In Bagheria, l’autrice racconta il passato che l’ha segnata, il ritorno all’isola materna, il recupero dell’infanzia rubata dalla prigionia Giapponese.
(MeridianaNotizie) Roma, 18 luglio 2014 – Appuntamento con la grande letteratura italiana al Maxxi. Il museo d’arte del 21esimo secolo ha infatti ospitato Dacia Maraini e il suo romanzo Bagheria, per il secondo incontro della rassegna Nel Baule, Ricordi e autobiografie che fino al 9 ottobre, nell’ambito del programma estivo del museo porterà i protagonisti della cultura a confidare cosa c’è “nel baule” dei ricordi personali, quegli stessi ricordi scritti nei libri pubblicati dai partecipanti alla rassegna
“Bagheria l’ho vista per la prima volta nel ’47”, racconta. Dacia Maraini era una bambina.. Cominciano da questo momento i ricordi che vengono presi “Nel baule”. “A Palermo ci aspettava la famiglia di mia madre.
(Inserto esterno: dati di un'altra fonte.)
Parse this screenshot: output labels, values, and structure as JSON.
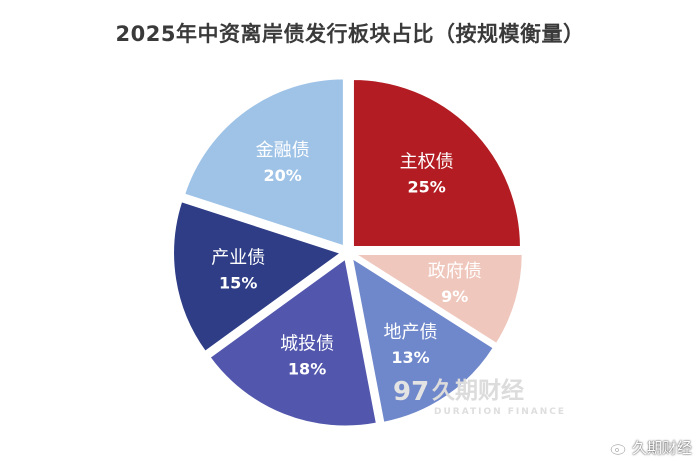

Un nonno morente, una nonna dai grandi occhi neri che viveva nel culto della sua bellezza passata, una villa del Settecento in rovina, dei parenti nobili, chiusi e sospettosi”. Tornare indietro con la memoria significa tornare a Bagheria e vedere, dice Dacia Maraini, “come hanno sfondato mezzo paese per fare entrare l’autostrada nuova fiammante fin sotto casa, buttando giù gli antichi giardini, abbattendo colonne, capitelli, alberi secolari”. Perciò, fa presente, “mi si chiude la gola”.
Nei racconti c’è il padre Fosco, amato “più di quanto sia lecito amare un padre”, ci sono tanti personaggi dell’infanzia, ci sono l’arroganza familiare e la sopraffazione maschile nella conversazione di Dacia Maraini con Ippolito e nelle pagine lette da Olga Pultrone. E c’è la mafia di cui “non si parlava mai, allora”: del resto “Bagheria è una città mafiosa, lo sanno tutti”, ma “non si deve dire”.